Fungi offer the potential for the production of single-cell protein (SCP) and fungal biomass, which can serve as alternative protein sources. Certain fungal species, such as Candidautilis and Fusarium venenatum, are grown on various substrates to produce protein-rich biomass. This biomass can be incorporated into animal feed, human food products, and biofuels, providing sustainable and eco-friendly alternatives to conventional protein sources [42,43].

Fungal fermentation is a rapidly evolving field with emerging trends and novel applications. Recent advancements include the use of genetically modified fungi for enhanced production of specific compounds, the exploration of fungal consortia for complex fermentations, and the integration of omics technologies for better understanding and control of fermentation processes. Additionally, the application of fungal fermentation in the production of bioactive compounds, functional foods, and nutraceuticals is gaining momentum, opening up new avenues for innovation in the food industry [44,45].
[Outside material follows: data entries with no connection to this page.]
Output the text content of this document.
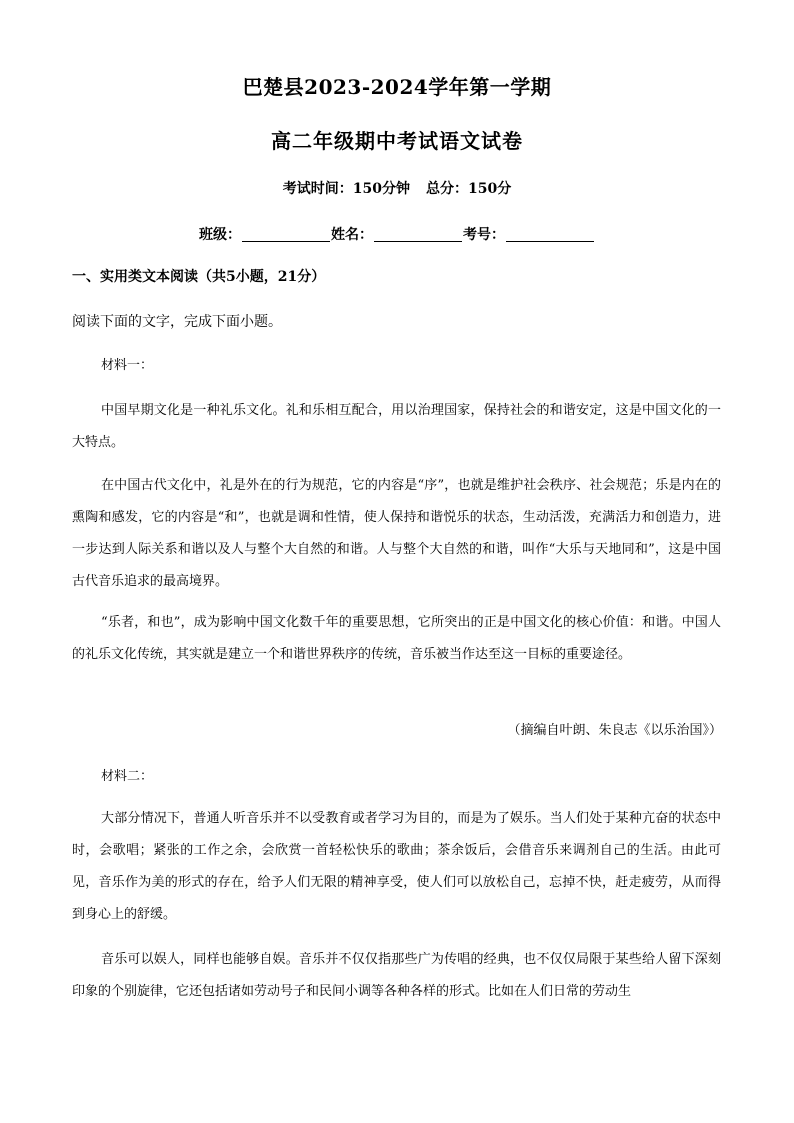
巴楚县2023-2024学年第一学期
高二年级期中考试语文试卷
考试时间：150分钟 总分：150分
班级：	姓名：	考号：
一、实用类文本阅读（共5小题，21分）
阅读下面的文字，完成下面小题。
材料一：

中国早期文化是一种礼乐文化。礼和乐相互配合，用以治理国家，保持社会的和谐安定，这是中国文化的一大特点。

在中国古代文化中，礼是外在的行为规范，它的内容是“序”，也就是维护社会秩序、社会规范；乐是内在的熏陶和感发，它的内容是“和”，也就是调和性情，使人保持和谐悦乐的状态，生动活泼，充满活力和创造力，进一步达到人际关系和谐以及人与整个大自然的和谐。人与整个大自然的和谐，叫作“大乐与天地同和”，这是中国古代音乐追求的最高境界。

“乐者，和也”，成为影响中国文化数千年的重要思想，它所突出的正是中国文化的核心价值：和谐。中国人的礼乐文化传统，其实就是建立一个和谐世界秩序的传统，音乐被当作达至这一目标的重要途径。

（摘编自叶朗、朱良志《以乐治国》）
材料二：

大部分情况下，普通人听音乐并不以受教育或者学习为目的，而是为了娱乐。当人们处于某种亢奋的状态中时，会歌唱；紧张的工作之余，会欣赏一首轻松快乐的歌曲；茶余饭后，会借音乐来调剂自己的生活。由此可见，音乐作为美的形式的存在，给予人们无限的精神享受，使人们可以放松自己，忘掉不快，赶走疲劳，从而得到身心上的舒缓。

音乐可以娱人，同样也能够自娱。音乐并不仅仅指那些广为传唱的经典，也不仅仅局限于某些给人留下深刻印象的个别旋律，它还包括诸如劳动号子和民间小调等各种各样的形式。比如在人们日常的劳动生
In conclusion fungi are indispensable agents in food production, offering diverse benefits from flavor enhancement to nutritional enrichment. Despite their pivotal role, fungal contamination and mycotoxin risks necessitate stringent monitoring. Yet, fungal biotechnology offers promising solutions, leveraging enzymes and biomass for sustainable food alternatives. Understanding fungal dynamics is paramount for optimizing production and ensuring food safety. This review underscores significance of fungi in food sector, driving innovation and heralding a new era of fungal biotechnology in the food industry. Future research can be conducted on harnessing fungal biotechnology for sustainable food production and safety enhancement through advanced genetic modifications and omics technologies.